January 22, 2018

Jangan Lagi Ada Dia

Selesaikan dulu perasaanmu dengannya.
Tamatkan seluruh cerita yang kalian cipta.
Setelah itu silakan datang padaku.
Ambil dan miliki seluruh hatiku.
Buat aku merasakan kasih sayang paling istimewa.
Tak apa nanti aku tak jadi yang nomor satu, asal dalam hubungan kita takkan lagi ada dia.

Pilihlah salah satu.

Pilih aku saat kau benar-benar telah merelakan dia menjadi hanya bagian dari sebuah cerita yang telah usai.
Pilihlah aku kalau kau ingin melangkah maju dan meninggalkan kasihmu yang tak lagi sampai.
Pilihlah aku. Kupastikan kau takkan pernah terabai.

Tapi kalau kau hanya ingin melampiaskan kepahitan hatimu dengan menjanjikan cinta padaku, pilih saja dia.
Kalau di dalam hatimu masih mengharapkan semua yang kalian tinggalkan akan kembali seperti dulu, pilih saja dia.
Atau kalau kau hanya menunggu cintanya tumbuh lagi lalu kau akan pergi ke sisinya dan meninggalkanku, pilih saja dia.

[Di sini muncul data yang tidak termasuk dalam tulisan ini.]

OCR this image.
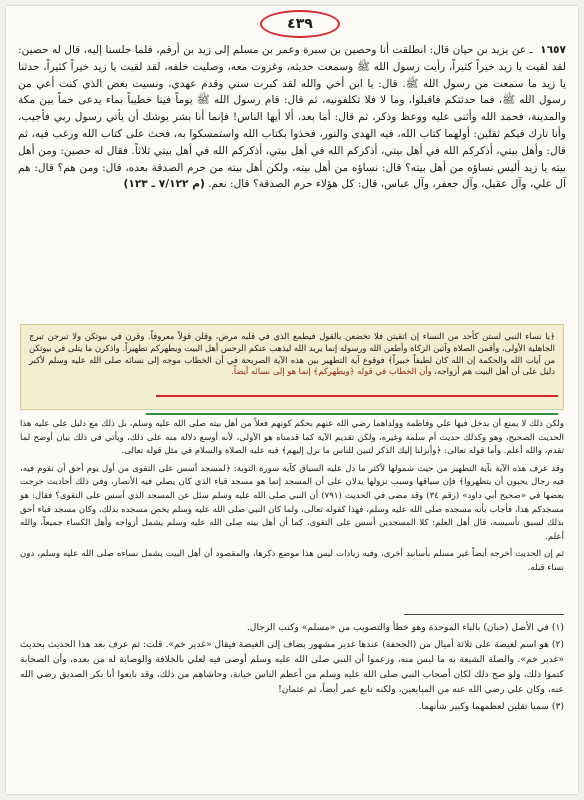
٤٣٩
١٦٥٧ ـ عن يزيد بن حيان قال: انطلقت أنا وحصين بن سبرة وعمر بن مسلم إلى زيد بن أرقم، فلما جلسنا إليه، قال له حصين: لقد لقيت يا زيد خيراً كثيراً، رأيت رسول الله ﷺ وسمعت حديثه، وغزوت معه، وصليت خلفه، لقد لقيت يا زيد خيراً كثيراً، حدثنا يا زيد ما سمعت من رسول الله ﷺ. قال: يا ابن أخي والله لقد كبرت سني وقدم عهدي، ونسيت بعض الذي كنت أعي من رسول الله ﷺ، فما حدثتكم فاقبلوا، وما لا فلا تكلفونيه، ثم قال: قام رسول الله ﷺ يوماً فينا خطيباً بماء يدعى خماً بين مكة والمدينة، فحمد الله وأثنى عليه ووعظ وذكر، ثم قال: أما بعد، ألا أيها الناس! فإنما أنا بشر يوشك أن يأتي رسول ربي فأجيب، وأنا تارك فيكم ثقلين: أولهما كتاب الله، فيه الهدى والنور، فخذوا بكتاب الله واستمسكوا به، فحث على كتاب الله ورغب فيه، ثم قال: وأهل بيتي، أذكركم الله في أهل بيتي، أذكركم الله في أهل بيتي، أذكركم الله في أهل بيتي ثلاثاً. فقال له حصين: ومن أهل بيته يا زيد أليس نساؤه من أهل بيته؟ قال: نساؤه من أهل بيته، ولكن أهل بيته من حرم الصدقة بعده، قال: ومن هم؟ قال: هم آل علي، وآل عقيل، وآل جعفر، وآل عباس، قال: كل هؤلاء حرم الصدقة؟ قال: نعم. (م ٧/١٢٢ ـ ١٢٣)
﴿يا نساء النبي لستن كأحد من النساء إن اتقيتن فلا تخضعن بالقول فيطمع الذي في قلبه مرض، وقلن قولاً معروفاً. وقرن في بيوتكن ولا تبرجن تبرج الجاهلية الأولى، وأقمن الصلاة وآتين الزكاة وأطعن الله ورسوله إنما يريد الله ليذهب عنكم الرجس أهل البيت ويطهركم تطهيراً. واذكرن ما يتلى في بيوتكن من آيات الله والحكمة إن الله كان لطيفاً خبيراً﴾ فوقوع آية التطهير بين هذه الآية الصريحة في أن الخطاب موجه إلى نسائه صلى الله عليه وسلم لأكبر دليل على أن أهل البيت هم أزواجه، وأن الخطاب في قوله ﴿ويطهركم﴾ إنما هو إلى نسائه أيضاً.

ولكن ذلك لا يمنع أن يدخل فيها علي وفاطمة وولداهما رضي الله عنهم بحكم كونهم فعلاً من أهل بيته صلى الله عليه وسلم، بل ذلك مع دليل على عليه هذا الحديث الصحيح، وهو وكذلك حديث أم سلمة وغيره، ولكن تقديم الآية كما قدمناه هو الأولى، لأنه أوسع دلالة منه على ذلك، ويأتي في ذلك بيان أوضح لما تقدم، والله أعلم. وأما قوله تعالى: ﴿وأنزلنا إليك الذكر لتبين للناس ما نزل إليهم﴾ فيه عليه الصلاة والسلام في مثل قوله تعالى.

وقد عرف هذه الآية بآية التطهير من حيث شمولها لأكثر ما دل عليه السياق كآية سورة التوبة: ﴿لمسجد أسس على التقوى من أول يوم أحق أن تقوم فيه، فيه رجال يحبون أن يتطهروا﴾ فإن سياقها وسبب نزولها يدلان على أن المسجد إنما هو مسجد قباء الذي كان يصلي فيه الأنصار، وفي ذلك أحاديث خرجت بعضها في «صحيح أبي داود» (رقم ٣٤) وقد مضى في الحديث (٧٩١) أن النبي صلى الله عليه وسلم سئل عن المسجد الذي أسس على التقوى؟ فقال: هو مسجدكم هذا، فأجاب بأنه مسجده صلى الله عليه وسلم، فهذا كقوله تعالى، ولما كان النبي صلى الله عليه وسلم يخص مسجده بذلك، وكان مسجد قباء أحق بذلك لسبق تأسيسه، قال أهل العلم: كلا المسجدين أسس على التقوى، كما أن أهل بيته صلى الله عليه وسلم يشمل أزواجه وأهل الكساء جميعاً، والله أعلم.

ثم إن الحديث أخرجه أيضاً غير مسلم بأسانيد أخرى، وفيه زيادات ليس هذا موضع ذكرها، والمقصود أن أهل البيت يشمل نساءه صلى الله عليه وسلم، دون نساء قبله.

(١) في الأصل (حبان) بالباء الموحدة وهو خطأ والتصويب من «مسلم» وكتب الرجال.

(٢) هو اسم لغيضة على ثلاثة أميال من (الجحفة) عندها غدير مشهور يضاف إلى الغيضة فيقال «غدير خم». قلت: ثم عرف بعد هذا الحديث بحديث «غدير خم». والصلة الشيعة به ما ليس منه، وزعموا أن النبي صلى الله عليه وسلم أوصى فيه لعلي بالخلافة والوصاية له من بعده، وأن الصحابة كتموا ذلك، ولو صح ذلك لكان أصحاب النبي صلى الله عليه وسلم من أعظم الناس خيانة، وحاشاهم من ذلك، وقد بايعوا أبا بكر الصديق رضي الله عنه، وكان علي رضي الله عنه من المبايعين، ولكنه تابع عمر أيضاً، ثم عثمان!

(٣) سميا ثقلين لعظمهما وكبير شأنهما.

Aku akan tulus mencintai kalau kau benar-benar ingin denganku.
Aku tak ingin keberadaanku hanya kau jadikan sebagai alat untuk sekadar menutupi kepiluanmu.
Sesungguhnya aku benar-benar menginginkanmu.
Tapi akan kujawab tidak, kalau kau masih belum juga berdamai dengan masa lalumu.

Aku akan mencintaimu, tanpa harus menutup luka-lukamu.
Karena lukamu adalah masalahmu.
Masa lalumu adalah urusanmu.
Kau yang menentukan,
akan menutup seluruhnya, atau kau biarkan lukamu terbuka.

Kalau kau tutup lukamu, aku akan membawakanmu cinta yang paling nyata.
Kalau kau biarkan lukamu terbuka dan masih menantikan semua tentang kalian kembali seperti sedia kala, maaf tapi sepertinya hatiku tak sehalus yang kau kira.

Tetap akan kutunggu, meski aku tahu merelakan selalu membutuhkan waktu yang lama.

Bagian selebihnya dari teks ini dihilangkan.